Тоня сделалась Антониной, потом — Антониной Филатовной. Однажды, слушая свистящее дыхание мужа и радуясь, что он спит, Антонина приподнялась на локте и перевернула прохладной стороной вверх раскалённую подушку. В шве наперника почудилось что-то круглое, твёрдое… Неужели?
Не дожидаясь утра, она распорола подушку. На ладонь выпало колечко из польского золота.
И снова — ковёр, Кремль. Значит, не рай и не ад. Хотя откуда ей знать? Может, ад как раз в этом — вечно подниматься на непослушные ноги, идти в ванную, где не горит свет и молить о том, чтобы однажды увидеть голубые глаза Ecce homo?

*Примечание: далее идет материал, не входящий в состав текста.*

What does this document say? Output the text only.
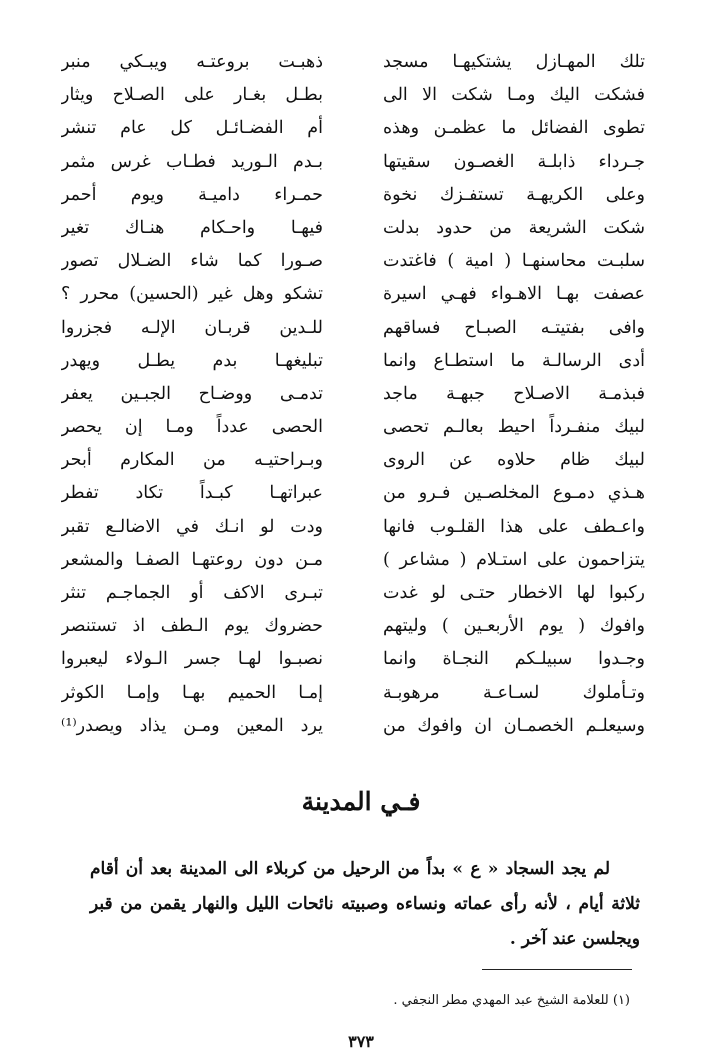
تلك المهـازل يشتكيهـا مسجد
فشكت اليك ومـا شكت الا الى
تطوى الفضائل ما عظمـن وهذه
جـرداء ذابلـة الغصـون سقيتها
وعلى الكريهـة تستفـزك نخوة
شكت الشريعة من حدود بدلت
سلبـت محاسنهـا ( امية ) فاغتدت
عصفت بهـا الاهـواء فهـي اسيرة
وافى بفتيتـه الصبـاح فساقهم
أدى الرسالـة ما استطـاع وانما
فبذمـة الاصـلاح جبهـة ماجد
لبيك منفـرداً احيط بعالـم تحصى
لبيك ظام حلاوه عن الروى
هـذي دمـوع المخلصـين فـرو من
واعـطف على هذا القلـوب فانها
يتزاحمون على استـلام ( مشاعر )
ركبوا لها الاخطار حتـى لو غدت
وافوك ( يوم الأربعـين ) وليتهم
وجـدوا سبيلـكم النجـاة وانما
وتـأملوك لسـاعـة مرهوبـة
وسيعلـم الخصمـان ان وافوك من
ذهبـت بروعتـه ويبـكي منبر
بطـل بغـار على الصـلاح ويثار
أم الفضـائـل كل عام تنشر
بـدم الـوريد فطـاب غرس مثمر
حمـراء داميـة ويوم أحمر
فيهـا واحـكام هنـاك تغير
صـورا كما شاء الضـلال تصور
تشكو وهل غير (الحسين) محرر ؟
للـدين قربـان الإلـه فجزروا
تبليغهـا بدم يطـل ويهدر
تدمـى ووضـاح الجبـين يعفر
الحصى عدداً ومـا إن يحصر
وبـراحتيـه من المكارم أبحر
عبراتهـا كبـداً تكاد تفطر
ودت لو انـك في الاضالـع تقبر
مـن دون روعتهـا الصفـا والمشعر
تبـرى الاكف أو الجماجـم تنثر
حضروك يوم الـطف اذ تستنصر
نصبـوا لهـا جسر الـولاء ليعبروا
إمـا الحميم بهـا وإمـا الكوثر
يرد المعين ومـن يذاد ويصدر⁽¹⁾
فـي المدينة

لم يجد السجاد « ع » بداً من الرحيل من كربلاء الى المدينة بعد أن أقام ثلاثة أيام ، لأنه رأى عماته ونساءه وصبيته نائحات الليل والنهار يقمن من قبر ويجلسن عند آخر .

(١) للعلامة الشيخ عبد المهدي مطر النجفي .
٣٧٣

Однажды Антонина забрела в церковь. Обычно старалась выбирать время, когда никого нет — на службах её охватывала комсомольская робость: не знала, куда встать, не как сложить руки, как ставить свечи. Но в тот день она всё перепутала и пришла к проповеди, из которой (если правильно поняла) уяснила, что никаких калёных сковородок в аду нет, он — ледяная пустыня, полная безысходности.
«Мама, — сказала Оля, — надо лечиться». Антонина Филатовна дрожащей рукой отодвинула чашку. «Так невозможно, ты только посмотри, как у тебя рука пляшет». Рука и правда плясала. Или, скорее, отсчитывала невидимые деньги — за всю жизнь столько не заработала.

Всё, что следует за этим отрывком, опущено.